A number of conversations today about how the ideation process can be so easily skewed bring up perhaps the biggest distortion factor of all: rewards. It’s long been known that the prospect of an extrinsic reward undermines a person’s creativity. I’m thinking along the lines of Alfie Cohn’s Punished by Rewards or Theresa Amabile’s work.
In Ideas Are Free we documented a parallel organizational effect. Organizations that offer potentially large rewards for individual ideas (the most common way is to give a percentage of each idea’s revenue or cost-savings back to the suggester) create an enormous distortion in the kinds of ideas that come in, create all kinds of bureaucracy and dysfunction, and end up getting fewer ideas than if they hadn’t offered rewards for ideas in the first place.
In 1892, John Patterson, CEO of NCR, and the Jack Welch of his era, started the first suggestion system in the United States.

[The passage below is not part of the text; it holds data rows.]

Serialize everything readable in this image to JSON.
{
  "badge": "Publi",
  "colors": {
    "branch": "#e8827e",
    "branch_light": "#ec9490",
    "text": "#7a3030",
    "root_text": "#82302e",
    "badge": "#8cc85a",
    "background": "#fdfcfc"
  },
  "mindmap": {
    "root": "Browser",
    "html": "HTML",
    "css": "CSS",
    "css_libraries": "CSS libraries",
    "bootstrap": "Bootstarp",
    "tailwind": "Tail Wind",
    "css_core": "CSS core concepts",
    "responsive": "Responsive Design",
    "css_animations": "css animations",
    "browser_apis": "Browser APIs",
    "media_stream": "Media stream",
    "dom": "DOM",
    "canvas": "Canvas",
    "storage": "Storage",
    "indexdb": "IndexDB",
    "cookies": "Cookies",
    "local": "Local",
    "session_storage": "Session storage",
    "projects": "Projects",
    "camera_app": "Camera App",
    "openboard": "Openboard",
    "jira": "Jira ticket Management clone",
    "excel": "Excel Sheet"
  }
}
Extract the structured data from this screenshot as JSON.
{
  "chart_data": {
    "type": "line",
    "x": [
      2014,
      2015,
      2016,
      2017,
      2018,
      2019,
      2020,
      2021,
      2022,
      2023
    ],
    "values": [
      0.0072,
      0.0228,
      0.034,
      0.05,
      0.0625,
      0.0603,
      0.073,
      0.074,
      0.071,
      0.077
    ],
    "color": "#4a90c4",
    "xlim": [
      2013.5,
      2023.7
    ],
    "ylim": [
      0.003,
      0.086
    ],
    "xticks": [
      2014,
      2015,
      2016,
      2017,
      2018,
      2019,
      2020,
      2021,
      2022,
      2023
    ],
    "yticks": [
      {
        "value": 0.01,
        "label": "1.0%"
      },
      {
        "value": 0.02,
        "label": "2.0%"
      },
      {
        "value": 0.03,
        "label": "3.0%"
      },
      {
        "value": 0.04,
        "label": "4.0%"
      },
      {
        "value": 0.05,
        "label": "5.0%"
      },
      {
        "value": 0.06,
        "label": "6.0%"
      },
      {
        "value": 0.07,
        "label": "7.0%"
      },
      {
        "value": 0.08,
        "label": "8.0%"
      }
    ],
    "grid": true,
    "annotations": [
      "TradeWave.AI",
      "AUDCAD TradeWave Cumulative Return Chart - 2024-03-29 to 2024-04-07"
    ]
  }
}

In 1905, wanting to get even more ideas from his workers, he doubled the rewards, and the ideas fell off. In the 1990s, Idemitsu Kosan, the Japanese energy services company abolished rewards, and the number of ideas doubled in three months.
Almost all of the companies in the Ideas Are Free study with low-performing systems used rewards, because their managers felt employees wouldn’t give in ideas without them. It was fascinating to us how so many managers had such faith in a tool that was actually working against them.